Say it one last time
The flight jacket. Timeless. Classic. I remember when I got my flight jacket. A birthday present, it was everything that was great about a garment, it had sheepskin lining to keep you toasty, and a leather exterior to show I have a grudge against cows. I still have it, even though it has been unworn for twenty years, after an evening where I was thoughtless enough to wear it while also wearing chinos and was greeted with the phrase ‘alright flight commander?’ when I strolled into my local pub.
Two things – at least it wasn’t a ‘Top Gun’ reference but…it’s WING COMMANDER you arsehole!
My plan is to wear it in my old age.
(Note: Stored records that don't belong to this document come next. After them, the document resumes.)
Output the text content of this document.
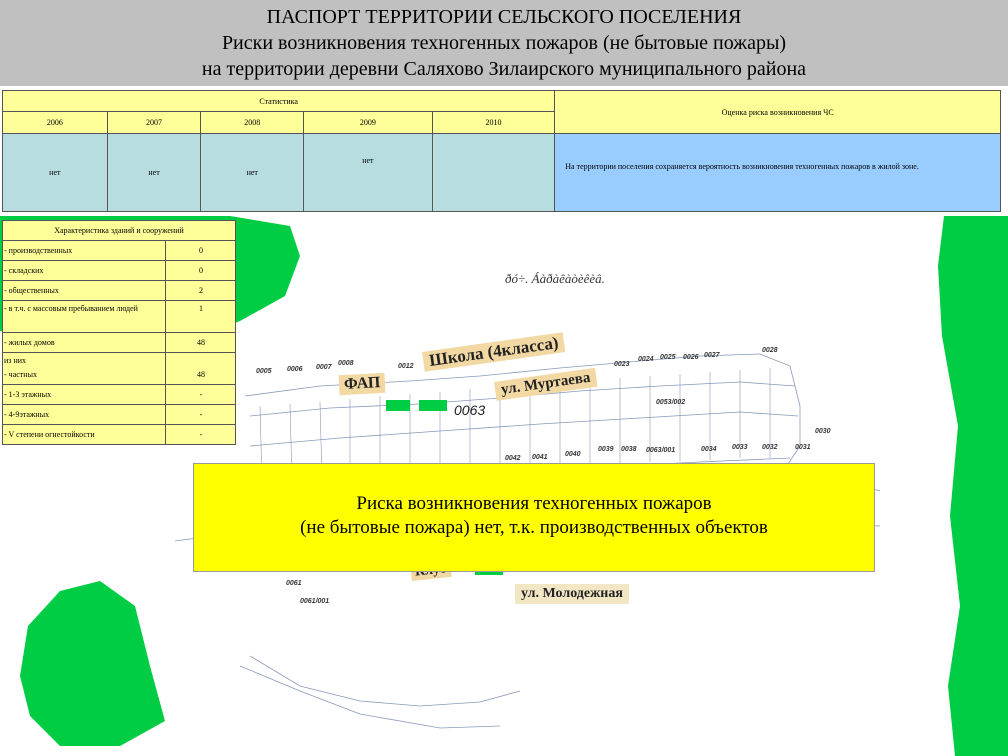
ПАСПОРТ ТЕРРИТОРИИ СЕЛЬСКОГО ПОСЕЛЕНИЯ
Риски возникновения техногенных пожаров (не бытовые пожары)
на территории деревни Саляхово Зилаирского муниципального района
0005 0006 0007
0008	0012	0023
0024 0025 0026 0027
0028
0053/002
0042 0041 0040
0039 0038 0063/001	0034 0033 0032 0031
0030
0061
0061/001
ðó÷. Áàðàêàòèêèâ.
0063
ФАП
Школа (4класса)
ул. Муртаева
ул. Молодежная
Статистика					Оценка риска возникновения ЧС
2006	2007	2008	2009	2010	
нет	нет	нет	нет		На территории поселения сохраняется вероятность возникновения техногенных пожаров в жилой зоне.
Характеристика зданий и сооружений	
- производственных	0
- складских	0
- общественных	2
- в т.ч. с массовым пребыванием людей	1
- жилых домов	48
из них	
- частных	48
- 1-3 этажных	-
- 4-9этажных	-
- V степени огнестойкости	-
Риска возникновения техногенных пожаров
(не бытовые пожара) нет, т.к. производственных объектов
I am preparing the mission patches that I will have sewn onto it. I am tempted to get some made up along the lines of ‘Iraq’, ‘Lybia’, ‘Syria’, China’, Syria again!’ and of course ‘Syria…can we bomb it any flatter?’ but there’s also the temptation to have mission patches along the lines of ‘Narnia’ or ‘Mordor’.
The moment, and I mean the moment, I walked out of the shop with my new jacket, I started noticing all the other f**kers with their sheepskin flight jackets. Where the hell had they come from? There had, surely, not been this number of fighter-pilot wannabes when I was walking into the shop.
Once you purchase something, you start to notice others with the same or similar product. Once you start to do something, you start to notice that others do it too. This aspect of human behaviour explains the success of social networking on the internet. And dogging.
Most of us are too busy putting in a dazzling performance in the lead role of the production that is our lives to sit back and scrutinise the background. Once you do though, it’s like the Matrix, you start to notice weird shit popping up everywhere. Actually, it’s totally mundane shit but because you’ve noticed it and because you are playing the lead role in the movie of your life it has to be significant right?
I have, of late, been fixating on chocolate bar wrappers jammed behind a pipe on the train station I commute from. By focusing on this I can distract myself from what others describe as ‘real life’ but what I consider to be ‘a series of situations, problems and experiences so complex and horrible that I feel they can only be solved using an magic abacus made of beer’.
The point is, once you start to notice something, you can’t stop. Take for instance the chocolate wrappers. It’s fairly unlikely that they are actually some sort of message (unless it’s ‘this is the shittest Dan Brown plot ever’) and they are more likely to be a lazy, but tidy, kid placing the wrappers there every morning when he has his 3,500 calorie breakfast shortly before he presents his hyperactive arse at school to be educated.
So, on the train, I notice that there’s a carefully folded wrapper jammed between the table and the carriage ‘wall’. Normally I’d just think litter lout but, lucky me, because I have fixated on the secret society of public transport confectionary communicators, I am now panicking that by sitting next to a folded choccie bar wrapper I am somehow sending a message. I have no problem sending a message, I’d just like to know what it is.
For instance…
Mars Bar - unimaganitive
Chrunchie – your mouth will feel dirty afterwards
Dairy Milk – Oh God, so good, I want more, more, more. Feeling a bit sick now. More!
Marathon – problems accepting change
Curlywurly – eight inches of pure pleasure…but didn’t they used to be longer?
Frit and nut – satisfaction and it’s one of your five
Finger of fudge – too delicious to be used as a sex aid…twice.